Is there a consensus?
Thus, major problems remain in therapeutic decision making in hypertrophic cardiomyopathy. We are able to identify accurately individuals at low risk of sudden death (absence of family history of sudden death, of history of recurrent syncope, absence of frequent non-sustained ventricular tachycardia, and importantly in adolescents and young adults, normal exercise blood pressure response). For the individual who has already suffered an episode of out of hospital cardiac arrest, the decision to implant an automatic cardioverter-defibrillator is usually fairly clear. Does the current evidence justify the routine use of amiodarone with its attendant side effect profile to “high risk” patients, many of whom are young?
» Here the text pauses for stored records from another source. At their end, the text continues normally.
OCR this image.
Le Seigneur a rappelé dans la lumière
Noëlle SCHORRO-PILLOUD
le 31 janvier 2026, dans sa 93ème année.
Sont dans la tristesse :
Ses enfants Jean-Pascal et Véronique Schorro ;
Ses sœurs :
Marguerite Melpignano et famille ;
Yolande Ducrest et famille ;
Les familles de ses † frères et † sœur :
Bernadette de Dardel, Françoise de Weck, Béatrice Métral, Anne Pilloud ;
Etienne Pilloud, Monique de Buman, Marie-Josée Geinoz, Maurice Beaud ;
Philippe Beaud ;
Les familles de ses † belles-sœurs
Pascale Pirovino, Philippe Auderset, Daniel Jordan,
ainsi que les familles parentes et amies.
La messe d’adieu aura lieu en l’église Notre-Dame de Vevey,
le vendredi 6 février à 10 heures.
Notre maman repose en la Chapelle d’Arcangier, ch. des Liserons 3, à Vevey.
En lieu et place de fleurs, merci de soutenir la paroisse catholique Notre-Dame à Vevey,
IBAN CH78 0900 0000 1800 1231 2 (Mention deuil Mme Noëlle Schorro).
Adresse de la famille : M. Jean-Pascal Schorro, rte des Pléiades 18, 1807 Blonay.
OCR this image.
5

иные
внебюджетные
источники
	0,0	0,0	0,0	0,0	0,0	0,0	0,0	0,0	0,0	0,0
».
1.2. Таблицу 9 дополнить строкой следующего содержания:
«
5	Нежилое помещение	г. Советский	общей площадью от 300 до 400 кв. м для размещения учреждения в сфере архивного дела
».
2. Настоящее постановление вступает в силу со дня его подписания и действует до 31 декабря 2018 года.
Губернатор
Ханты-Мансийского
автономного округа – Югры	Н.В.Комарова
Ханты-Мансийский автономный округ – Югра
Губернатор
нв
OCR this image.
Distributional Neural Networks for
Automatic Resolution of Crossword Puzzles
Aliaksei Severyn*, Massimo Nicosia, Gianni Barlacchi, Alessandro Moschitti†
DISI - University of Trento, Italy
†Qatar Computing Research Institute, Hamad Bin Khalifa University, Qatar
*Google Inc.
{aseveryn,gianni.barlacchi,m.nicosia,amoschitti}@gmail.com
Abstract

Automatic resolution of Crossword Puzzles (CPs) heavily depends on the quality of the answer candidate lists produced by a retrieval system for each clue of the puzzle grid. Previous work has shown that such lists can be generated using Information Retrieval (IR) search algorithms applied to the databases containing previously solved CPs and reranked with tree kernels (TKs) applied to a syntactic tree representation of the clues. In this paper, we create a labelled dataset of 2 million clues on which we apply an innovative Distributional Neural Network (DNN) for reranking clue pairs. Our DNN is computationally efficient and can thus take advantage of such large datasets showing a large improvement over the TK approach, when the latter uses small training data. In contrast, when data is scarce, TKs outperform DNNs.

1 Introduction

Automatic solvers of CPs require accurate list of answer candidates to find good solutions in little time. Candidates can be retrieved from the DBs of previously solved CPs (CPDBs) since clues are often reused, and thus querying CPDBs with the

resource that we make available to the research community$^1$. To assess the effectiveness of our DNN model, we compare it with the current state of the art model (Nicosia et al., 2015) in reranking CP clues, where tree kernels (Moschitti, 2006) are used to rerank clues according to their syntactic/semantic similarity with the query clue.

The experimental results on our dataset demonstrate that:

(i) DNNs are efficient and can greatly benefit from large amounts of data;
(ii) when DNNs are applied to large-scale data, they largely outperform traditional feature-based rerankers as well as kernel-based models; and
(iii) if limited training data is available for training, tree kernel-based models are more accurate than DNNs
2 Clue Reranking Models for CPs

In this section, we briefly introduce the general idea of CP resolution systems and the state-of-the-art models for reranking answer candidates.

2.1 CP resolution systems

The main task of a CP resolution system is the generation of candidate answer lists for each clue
The answer will only be resolved definitively with an appropriately designed, randomised trial of amiodarone v defibrillator, which is long overdue. This would overcome many of the ethical issues and provide data as to the efficacy of each of these strategies. In the interim, very recent experience of McKenna’s group provides further evidence of the beneficial effects of amiodarone in high risk groups.31 They stratified 474 consecutive patients according to presence of ⩽ 1 risk factor (low risk, n = 284) or ⩾ 2 risk factors (high risk, n = 109). Mean follow up was 1121 days, and 81 patients received amiodarone. In the group not receiving amiodarone the annual rate of sudden death was 2.5% in the high risk and 1.3% in the low risk group; there were no deaths in the treated group. Therefore, although unequivocal evidence in support of amiodarone is lacking, the weight of evidence strongly favours the use of amiodarone in high risk groups.